Last weekend I went to see Mr D’s soon-to-be off campus housing. The best I can say is it’s safe and sort of clean. Decor wise, think ’70s basement rec-room: drop ceilings, vinyl floors and lots of wood paneling. It’s pretty much perfect for a bunch of 20 year old boys.
A new home is an exciting adventure. This will be Mr D’s third residence and I’m sure it’s not going to be his last. I started counting and realized that I’ve lived in seven different places so far. Some I liked better than others, but they each served their purpose and for better or worse they were the settings for all the life events that made me…me.
House number one was the home of my childhood; 1950s rancher; 6 people-1 bathroom; red carpet in the living room; paneling everywhere (dad hated to paint). This was the home of Barbie dolls and sleepovers and getting caught necking on the sofa with my first boyfriend when I thought mom was fast asleep.

House number two was the home where I first set up housekeeping; 22 years old; newly married (the rehearsal husband); one bedroom ground floor apartment ten minutes from mom and dad’s; brand new blue striped sofa and love seat; new towels, new sheets, new everything; learning to do laundry and shop for groceries. This was the home I shared with my first cat (sweet Maggie); cooked my first meal (breaded pork chops and scalloped potatoes), and decorated my first, very own Christmas tree.
House number three meant a mortgage and grown up responsibility; pretty yellow cape cod two blocks from my sister’s house; weird paneling in the master bedroom featuring deer filled wooded scenes; above ground pool; cricket infestation in the basement (Maggie liked to catch them and bring them upstairs!) This was the home where I learned how to stencil and wallpaper, where I fed my maternal instinct by caring for my infant nephew and where I became a divorcee at 26.
House number four represented my independence, reconfigured second floor apartment in an older house; noisey downstairs neighbors; green paneling and sloping floors in the kitchen; big and plentiful windows, perfect for Maggie to perch.
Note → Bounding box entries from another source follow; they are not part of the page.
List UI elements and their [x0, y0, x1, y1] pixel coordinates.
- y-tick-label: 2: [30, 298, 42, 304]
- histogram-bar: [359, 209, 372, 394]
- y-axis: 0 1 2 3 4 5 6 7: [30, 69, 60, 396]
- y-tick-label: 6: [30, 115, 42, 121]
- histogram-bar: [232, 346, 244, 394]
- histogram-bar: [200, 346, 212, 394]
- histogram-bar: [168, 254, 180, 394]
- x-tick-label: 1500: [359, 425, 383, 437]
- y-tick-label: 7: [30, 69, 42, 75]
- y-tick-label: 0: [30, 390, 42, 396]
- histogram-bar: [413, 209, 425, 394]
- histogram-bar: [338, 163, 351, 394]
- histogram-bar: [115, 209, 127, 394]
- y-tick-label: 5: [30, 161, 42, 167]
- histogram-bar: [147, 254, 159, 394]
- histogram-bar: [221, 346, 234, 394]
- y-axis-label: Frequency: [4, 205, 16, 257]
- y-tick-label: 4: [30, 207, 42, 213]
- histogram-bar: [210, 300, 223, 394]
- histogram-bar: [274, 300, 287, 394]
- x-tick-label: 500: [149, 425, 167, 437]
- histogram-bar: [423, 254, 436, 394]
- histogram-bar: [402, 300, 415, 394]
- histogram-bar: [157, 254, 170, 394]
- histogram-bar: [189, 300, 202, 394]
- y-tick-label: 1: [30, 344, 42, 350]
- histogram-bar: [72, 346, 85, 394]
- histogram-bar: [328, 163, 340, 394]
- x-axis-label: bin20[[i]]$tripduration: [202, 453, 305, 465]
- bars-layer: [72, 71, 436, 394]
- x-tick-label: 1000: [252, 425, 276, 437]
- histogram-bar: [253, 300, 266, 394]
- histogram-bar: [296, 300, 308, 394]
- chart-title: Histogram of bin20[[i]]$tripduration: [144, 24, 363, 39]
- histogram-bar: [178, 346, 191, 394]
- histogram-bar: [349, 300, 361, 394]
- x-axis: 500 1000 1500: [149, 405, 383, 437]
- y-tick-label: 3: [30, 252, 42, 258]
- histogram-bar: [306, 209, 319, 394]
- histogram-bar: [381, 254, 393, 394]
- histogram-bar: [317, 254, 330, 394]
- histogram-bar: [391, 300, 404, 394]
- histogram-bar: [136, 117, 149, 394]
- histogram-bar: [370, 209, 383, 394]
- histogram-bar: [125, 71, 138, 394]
Here was a home that was truly my own, paid for and cared for by me alone. Here was where I lived the life of a single woman, late nights, dates; lugging my laundry to my parents every Tuesday night and coming home with a bag of leftovers. Here is where I was living when I met my forever guy.
House number five, the home for new beginnings, top floor end apartment, red brick building in a complex with an in-ground pool; sharing a home with the man of my dreams; “shacking -up” as my mom put it; olive green appliances in the kitchen; stackable washer and dryer in the bathroom; moved in in June; engaged by December. This was the home where I was living when I lost my dad, the home where I turned 30, the home where I planned a wedding and, once again, became a wife.

House number six, two story townhouse; another mortgage; three months pregnant at closing; fenced in yard with a luscious thick lawn and morning glories growing in the back; hosting Thanksgiving dinners and Mom’s surprise 70th birthday party (we flew my brother in from Oklahoma to surprise her even more). This was the home where we said a sad goodbye to sweet Maggie and welcomed Jack and Chrissy into our family.  It was also where I welcomed my babies, where I became “mom” and embarked on the biggest adventure of all.

Finally, House number seven, the worst house in the best neighborhood, 25 years old custom built, original and unique; loved by its first owners; trashed by its second; months of tearing out carpets and flooring; adding walls and my beloved porch; sanding, scraping, planting, painting, making it our own. This is the home where we have raised our children, where I returned to the work force and where I said goodbye my wonderful mom. This is the home where I’ve come into middle age and settled into my life.
Is this my dream house? Not even close. My dream house would be at least a hundred years old and would have a wrap around porch with a swing. It would have pocket doors, crown molding and a fireplace or two. Someday, maybe, I’ll live in a house like that but for now, even if this isn’t my dream house, it is definitely my dream home because it’s where the people I love are and after all, that’s what make a house a home.